There are numerous ways of making a motor do the braking. Some methods convert mechanical energy back to electrical, essentially turning the motor into a generator. Generated energy then dissipates as heat in a resistor or is returned to the electric lines. This regenerative braking will slow the load, but will not hold it stopped. Furthermore, as the machine winds down and is near to stopping, very little energy is left to excite the motor-turned-generator; therefore the machinery will essentially coast to rest unless additional braking measures are applied.

Another approach involves the injection of dc current into an ac motor. The exact setup and application varies, as do ac motor designs. But in general, after the ac motor’s rotating magnetic field is turned off, dc current is injected into the stator. Not into all the windings – it may be, say, only one out of a total of three. This sets up a stationary (non-rotating) magnetic field that grabs at the rotor from two points on opposite sides of the stator. The spinning rotor tries to align itself with this field and, along with the load, is stopped in short order.

Dc-injection braking, while often used alone, may also be applied at the end of a regenerative braking cycle to decisively stop and hold the load. This twofold scheme is “true” electronic braking. Energized dc brakes will hold a load stationary, but they are reliant on supply power and motor integrity and are not meant to be failsafe or holding brakes.

Questions & Answers

Q: Should I size the motor differently when it doubles as a brake?
A: Every occurrence of dc-injection braking should be weighed the same as a motor startup; include both starts and stops when calculating duty cycle. To size the brake (the “dc injector”) refer to the motor’s full-load current and operating voltage.

Q: How fast can it stop?
A: Dc brakes are generally able to stop a load more quickly than the motor can accelerate it to speed. This could, however, be damaging to the motor (and the rest of the drive), so it’s generally advisable to let the motor stop no faster than it starts.

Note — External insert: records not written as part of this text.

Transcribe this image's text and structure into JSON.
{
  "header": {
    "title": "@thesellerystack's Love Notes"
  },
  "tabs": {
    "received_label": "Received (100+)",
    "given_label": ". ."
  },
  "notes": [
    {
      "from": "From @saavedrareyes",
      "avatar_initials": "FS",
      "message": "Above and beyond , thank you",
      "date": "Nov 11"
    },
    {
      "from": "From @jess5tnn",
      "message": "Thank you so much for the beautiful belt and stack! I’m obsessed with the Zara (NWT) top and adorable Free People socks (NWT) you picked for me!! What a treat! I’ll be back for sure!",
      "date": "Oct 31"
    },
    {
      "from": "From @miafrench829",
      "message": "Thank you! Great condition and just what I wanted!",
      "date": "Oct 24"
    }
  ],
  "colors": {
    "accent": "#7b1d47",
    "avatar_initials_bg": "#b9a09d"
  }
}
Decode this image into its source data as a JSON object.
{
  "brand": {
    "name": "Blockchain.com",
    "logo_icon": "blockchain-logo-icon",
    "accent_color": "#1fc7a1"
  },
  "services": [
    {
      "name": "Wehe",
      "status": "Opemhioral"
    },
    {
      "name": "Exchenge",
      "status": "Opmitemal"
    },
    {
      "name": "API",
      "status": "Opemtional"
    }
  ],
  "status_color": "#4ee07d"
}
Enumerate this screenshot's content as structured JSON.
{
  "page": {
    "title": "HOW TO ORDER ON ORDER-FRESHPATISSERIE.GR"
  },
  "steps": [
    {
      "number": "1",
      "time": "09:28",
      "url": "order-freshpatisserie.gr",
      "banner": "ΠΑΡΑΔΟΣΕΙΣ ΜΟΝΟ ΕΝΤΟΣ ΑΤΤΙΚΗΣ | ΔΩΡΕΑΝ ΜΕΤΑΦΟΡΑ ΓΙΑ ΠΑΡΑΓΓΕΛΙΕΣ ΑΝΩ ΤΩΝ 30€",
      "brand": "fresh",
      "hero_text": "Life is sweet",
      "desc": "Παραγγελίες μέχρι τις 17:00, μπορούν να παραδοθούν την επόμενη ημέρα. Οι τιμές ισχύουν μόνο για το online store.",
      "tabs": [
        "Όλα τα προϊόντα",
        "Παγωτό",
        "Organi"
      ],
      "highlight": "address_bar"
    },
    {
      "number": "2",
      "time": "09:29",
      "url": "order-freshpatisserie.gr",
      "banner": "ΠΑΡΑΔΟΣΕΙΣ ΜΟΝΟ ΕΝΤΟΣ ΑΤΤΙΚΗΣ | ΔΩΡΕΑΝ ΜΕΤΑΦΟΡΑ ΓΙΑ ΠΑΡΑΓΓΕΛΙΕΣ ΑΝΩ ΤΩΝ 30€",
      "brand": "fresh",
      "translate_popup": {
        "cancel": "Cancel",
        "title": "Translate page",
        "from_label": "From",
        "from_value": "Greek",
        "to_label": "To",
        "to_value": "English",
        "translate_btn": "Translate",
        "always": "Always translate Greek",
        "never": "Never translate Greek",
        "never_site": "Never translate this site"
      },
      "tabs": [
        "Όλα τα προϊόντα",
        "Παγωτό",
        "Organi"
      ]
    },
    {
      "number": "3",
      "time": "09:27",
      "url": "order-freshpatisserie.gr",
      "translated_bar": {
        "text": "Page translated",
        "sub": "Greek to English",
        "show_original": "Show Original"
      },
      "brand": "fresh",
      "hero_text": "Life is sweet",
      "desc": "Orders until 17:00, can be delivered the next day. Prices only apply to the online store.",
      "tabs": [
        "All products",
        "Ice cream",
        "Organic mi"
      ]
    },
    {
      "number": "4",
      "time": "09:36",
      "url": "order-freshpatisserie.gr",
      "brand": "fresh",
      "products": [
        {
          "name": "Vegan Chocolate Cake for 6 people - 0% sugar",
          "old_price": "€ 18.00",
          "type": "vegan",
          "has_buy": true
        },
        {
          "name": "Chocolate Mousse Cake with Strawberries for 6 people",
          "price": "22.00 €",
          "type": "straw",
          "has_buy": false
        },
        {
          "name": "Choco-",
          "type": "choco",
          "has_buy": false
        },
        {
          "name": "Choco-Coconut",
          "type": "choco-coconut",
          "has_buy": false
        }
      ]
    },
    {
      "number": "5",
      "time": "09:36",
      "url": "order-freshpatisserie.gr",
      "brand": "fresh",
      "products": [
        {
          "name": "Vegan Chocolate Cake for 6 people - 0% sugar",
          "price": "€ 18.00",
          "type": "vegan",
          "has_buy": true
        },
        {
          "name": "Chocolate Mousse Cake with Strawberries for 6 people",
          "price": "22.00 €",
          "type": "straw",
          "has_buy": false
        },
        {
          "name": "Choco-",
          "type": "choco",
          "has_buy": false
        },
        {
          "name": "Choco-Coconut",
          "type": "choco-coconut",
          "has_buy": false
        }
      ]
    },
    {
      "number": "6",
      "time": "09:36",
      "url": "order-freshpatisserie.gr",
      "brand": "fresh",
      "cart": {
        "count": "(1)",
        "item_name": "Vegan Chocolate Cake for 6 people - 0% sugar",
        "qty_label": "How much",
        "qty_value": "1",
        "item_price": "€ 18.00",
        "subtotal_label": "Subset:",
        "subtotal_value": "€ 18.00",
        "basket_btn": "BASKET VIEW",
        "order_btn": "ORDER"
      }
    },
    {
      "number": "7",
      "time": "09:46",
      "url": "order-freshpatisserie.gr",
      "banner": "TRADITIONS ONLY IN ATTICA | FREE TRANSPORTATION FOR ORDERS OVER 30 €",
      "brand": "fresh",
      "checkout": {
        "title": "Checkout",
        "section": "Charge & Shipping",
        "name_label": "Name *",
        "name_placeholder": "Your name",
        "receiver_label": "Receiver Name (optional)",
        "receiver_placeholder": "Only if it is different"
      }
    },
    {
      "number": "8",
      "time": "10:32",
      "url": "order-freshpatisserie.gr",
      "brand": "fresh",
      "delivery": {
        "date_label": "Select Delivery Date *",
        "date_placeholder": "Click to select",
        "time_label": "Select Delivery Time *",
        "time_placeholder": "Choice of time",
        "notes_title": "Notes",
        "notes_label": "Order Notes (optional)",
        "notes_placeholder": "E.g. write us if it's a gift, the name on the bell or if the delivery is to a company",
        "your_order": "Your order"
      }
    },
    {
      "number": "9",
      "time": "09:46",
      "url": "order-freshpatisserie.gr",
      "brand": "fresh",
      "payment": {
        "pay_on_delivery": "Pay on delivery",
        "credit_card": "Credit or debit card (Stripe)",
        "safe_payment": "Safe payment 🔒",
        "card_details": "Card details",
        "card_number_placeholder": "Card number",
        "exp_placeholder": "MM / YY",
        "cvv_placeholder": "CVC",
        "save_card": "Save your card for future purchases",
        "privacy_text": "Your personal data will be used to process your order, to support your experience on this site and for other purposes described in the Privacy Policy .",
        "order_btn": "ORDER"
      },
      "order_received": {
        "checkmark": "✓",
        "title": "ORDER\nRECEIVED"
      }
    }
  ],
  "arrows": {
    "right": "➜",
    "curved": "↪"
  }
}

Q: What about heat and electrical damage?
A: Overheating problems can occur in the motor if braking current is applied for too long. To prevent this, zero-speed sensors are used to cut dc current immediately after stopping. Surge currents, another potential hazard, can damage fuses and contacts. This is particularly likely if dc is applied before the operating voltage has had a chance to sufficiently subside after ac is cut. A common way to help avoid oversurge is to use a fixed time delay. Another method is to monitor the voltage and trigger the dc contact accordingly. The control might also be built to block out simultaneous ac and dc contact closure. The brake can be connected to a motor overload device as well

In a properly executed dc braking cycle, dc current is withheld until motor operating voltage reaches a safe level. A time delay is often used to manage the onset of dc, or it could be controlled closed-loop by monitoring the ac voltage level. It’s important to ensure ac and dc are kept separate – subjecting the motor to both simultaneously could cause a short circuit that draws unlimited current.